Many would be surprised to hear that several common GNU/Linux programs don't handle symlinks properly.  By that, of course I mean that they don't handle them the way I would want them to, but close enough.  For instance, if you want to copy a directory from one server to another, the command scp -r source-dir target-dir looks very attractive.
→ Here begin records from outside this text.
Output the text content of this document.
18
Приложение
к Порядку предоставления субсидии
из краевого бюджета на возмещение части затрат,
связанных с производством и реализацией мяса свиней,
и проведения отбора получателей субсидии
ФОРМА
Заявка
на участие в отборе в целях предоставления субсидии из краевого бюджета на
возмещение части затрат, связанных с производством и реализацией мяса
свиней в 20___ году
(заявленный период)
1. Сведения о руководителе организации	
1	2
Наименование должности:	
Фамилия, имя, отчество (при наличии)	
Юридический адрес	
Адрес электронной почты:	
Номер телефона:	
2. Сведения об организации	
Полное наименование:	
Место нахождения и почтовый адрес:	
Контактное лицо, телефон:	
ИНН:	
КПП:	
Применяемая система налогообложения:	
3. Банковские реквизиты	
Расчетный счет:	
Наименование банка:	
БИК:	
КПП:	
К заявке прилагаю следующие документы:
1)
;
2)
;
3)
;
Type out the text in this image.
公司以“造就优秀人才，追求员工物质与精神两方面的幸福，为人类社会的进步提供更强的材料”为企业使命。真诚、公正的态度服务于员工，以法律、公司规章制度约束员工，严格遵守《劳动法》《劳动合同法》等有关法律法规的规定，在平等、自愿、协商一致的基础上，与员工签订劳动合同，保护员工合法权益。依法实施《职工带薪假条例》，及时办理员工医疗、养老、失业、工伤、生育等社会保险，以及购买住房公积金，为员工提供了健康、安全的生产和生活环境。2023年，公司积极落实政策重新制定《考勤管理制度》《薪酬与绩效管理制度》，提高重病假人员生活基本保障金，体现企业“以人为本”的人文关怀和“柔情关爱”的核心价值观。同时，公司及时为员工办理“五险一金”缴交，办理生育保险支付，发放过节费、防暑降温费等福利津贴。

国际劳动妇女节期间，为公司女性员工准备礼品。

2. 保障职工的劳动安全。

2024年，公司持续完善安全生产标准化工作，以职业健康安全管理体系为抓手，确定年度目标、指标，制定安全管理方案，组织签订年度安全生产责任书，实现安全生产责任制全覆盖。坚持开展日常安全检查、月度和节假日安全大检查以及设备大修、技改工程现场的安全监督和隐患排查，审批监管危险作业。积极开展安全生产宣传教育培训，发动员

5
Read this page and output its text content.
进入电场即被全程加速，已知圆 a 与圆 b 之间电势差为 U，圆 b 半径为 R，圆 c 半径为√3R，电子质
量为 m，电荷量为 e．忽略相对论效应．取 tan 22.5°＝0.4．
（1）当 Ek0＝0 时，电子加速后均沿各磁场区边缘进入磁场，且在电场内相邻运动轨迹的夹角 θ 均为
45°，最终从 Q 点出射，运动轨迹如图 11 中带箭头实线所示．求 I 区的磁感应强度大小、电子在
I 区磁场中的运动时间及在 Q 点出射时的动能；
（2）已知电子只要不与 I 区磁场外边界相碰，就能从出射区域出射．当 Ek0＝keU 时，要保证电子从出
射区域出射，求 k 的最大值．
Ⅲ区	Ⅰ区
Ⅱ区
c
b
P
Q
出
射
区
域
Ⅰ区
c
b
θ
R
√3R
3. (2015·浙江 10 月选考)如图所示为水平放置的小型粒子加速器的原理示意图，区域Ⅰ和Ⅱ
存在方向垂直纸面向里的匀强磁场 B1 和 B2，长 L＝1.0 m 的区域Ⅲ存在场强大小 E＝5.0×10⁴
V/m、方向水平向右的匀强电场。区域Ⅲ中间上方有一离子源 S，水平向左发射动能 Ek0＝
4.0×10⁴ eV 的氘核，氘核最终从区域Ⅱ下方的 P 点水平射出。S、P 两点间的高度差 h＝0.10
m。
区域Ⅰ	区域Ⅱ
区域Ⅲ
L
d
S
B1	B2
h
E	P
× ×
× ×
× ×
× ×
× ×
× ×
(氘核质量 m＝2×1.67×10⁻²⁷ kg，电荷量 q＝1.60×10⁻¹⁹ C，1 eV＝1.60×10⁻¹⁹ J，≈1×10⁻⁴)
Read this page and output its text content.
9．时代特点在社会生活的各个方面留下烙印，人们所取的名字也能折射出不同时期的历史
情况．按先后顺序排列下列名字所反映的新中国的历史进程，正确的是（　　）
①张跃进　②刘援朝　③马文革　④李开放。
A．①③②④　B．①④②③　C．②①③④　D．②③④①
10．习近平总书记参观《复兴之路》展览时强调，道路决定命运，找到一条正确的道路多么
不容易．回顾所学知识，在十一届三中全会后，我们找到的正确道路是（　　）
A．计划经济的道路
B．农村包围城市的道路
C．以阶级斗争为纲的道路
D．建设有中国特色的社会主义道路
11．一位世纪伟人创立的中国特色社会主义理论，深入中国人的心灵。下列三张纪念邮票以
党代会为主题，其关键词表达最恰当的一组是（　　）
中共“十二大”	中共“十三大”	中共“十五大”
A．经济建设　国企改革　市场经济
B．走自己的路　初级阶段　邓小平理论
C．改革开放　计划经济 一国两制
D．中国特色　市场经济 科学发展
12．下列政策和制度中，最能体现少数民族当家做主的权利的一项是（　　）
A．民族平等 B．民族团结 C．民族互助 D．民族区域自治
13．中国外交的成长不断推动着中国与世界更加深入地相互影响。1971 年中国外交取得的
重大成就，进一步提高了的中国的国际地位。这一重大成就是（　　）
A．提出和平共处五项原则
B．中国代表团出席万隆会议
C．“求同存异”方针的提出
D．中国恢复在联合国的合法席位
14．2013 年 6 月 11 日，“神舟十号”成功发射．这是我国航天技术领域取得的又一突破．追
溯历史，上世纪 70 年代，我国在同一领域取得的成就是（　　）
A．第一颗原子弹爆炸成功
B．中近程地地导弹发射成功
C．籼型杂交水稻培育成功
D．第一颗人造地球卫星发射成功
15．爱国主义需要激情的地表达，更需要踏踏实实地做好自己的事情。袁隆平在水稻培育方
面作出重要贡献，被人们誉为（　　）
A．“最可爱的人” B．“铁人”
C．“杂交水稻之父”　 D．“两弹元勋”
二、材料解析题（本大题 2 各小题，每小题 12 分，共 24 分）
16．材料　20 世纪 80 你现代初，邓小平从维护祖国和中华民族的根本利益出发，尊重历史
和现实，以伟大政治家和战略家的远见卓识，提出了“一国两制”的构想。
Unfortunately scp follows symlinks, meaning instead of copying a link to some other part of the file system, it instead copies that other part of the file system.  For a heavily symlinked directory this can be disastrous.

The correct and fool proof way to grab a portion of a file system from a server is to use tar.  Don't worry, this doesn't mean you have to actually create a tar file, you can use tar to pipe the output over ssh and untar it on the other side.

tar -c some-files some-dirs \
  | ssh -C my-server "tar -C path/to/extract/root -x"

If you want to download from a server…

ssh -C my-server \
  "tar -C path/to/archive/root -c some-files some-dirs" | tar -x

The -C switch to tar tells it to change directories prior to performing the operation.  The -C switch to ssh tells it to compress the traffic with gzip like compression.  You can even use a better compression if you have a slower connection to the server or a pay by the bit plan, by including lzma or p7zip in the pipe, or just passing a -j switch to both tar commands.  By the way, p7zip also treats symlinks badly and you need to protect any hierarchy with a tar archive.

In case you are wondering why scp defaults to bad behavior, well all file systems aren't created equal.  Since you are copying to a server and who knows what file system they have (for instance, it could be FAT), you might not be able to create symlinks there.  So it is an alright decision to only copy files and not links to files.  If you only deal with, hmmm, how to put it, modern file systems, this sure seems like incorrect behavior.  Maybe someday this will change, but in the mean time, the tar method works great and has been the method of choice since tar, pipes, and networks existed.

But wait, there's more.  Even if you don't have symlinks, piping a tar archive over ssh might be a good idea.  Since scp operates on individual files, it incurs an overhead on each one.  If you have many small files you want to transfer, small enough that the actual transfer time is almost insignificant, this overhead can become quite costly.  In these cases the tar method will be faster.

smithzv@ciabatta:~$ ssh scandal "ls -R kappa-slices-3d | wc"
   3993    3958  117715

smithzv@ciabatta:~$ ssh scandal "du -sh kappa-slices-3d"
36M     kappa-slices-3d

smithzv@ciabatta:~$ time scp -qr scandal:./kappa-slices-3d dat/

real    0m8.004s
user    0m1.152s
sys     0m1.184s

smithzv@ciabatta:~$ time ssh scandal "tar -c kappa-slices-3d" \
                      | tar -x -C ~/dat/

real    0m2.442s
user    0m0.824s
sys     0m0.728s

This directory on our scandal cluster has 4000 small files in it which total up to 36 MB.  Performing the piped tar method takes about a third the time of the recursive scp copy.  Also, I should point out that the scp process will, as far as I know, at best be as fast as the taring procedure.  Of course, note that we didn't use compression here as this is a transfer of already compressed files over a fast connection and compression just slows both commands down.  If you ever need to backup your computer over a your home LAN so you can reinstall an OS or something, this is a lifesaver (or at least a time saver).

So, piping a tar archive over ssh is a great tool.  That being said, there is a program that does so much more and might be a better choice as long as it is installed on both systems; it's called rsync. rsync follows symlinks just like scp by default (for the same reasons), but it has a switch, -a for archive mode, that allows it to perform the symlink preserving behavior as seen above.  rsync has other benefits over just an ssh or scp copy (like incremental updates: i.e. only transmitting data that has changed) and really should be preferred in most cases if it is an option, but you have to read the man page first or it will bite you, especially if you have heavily internalized the way cp and scp work.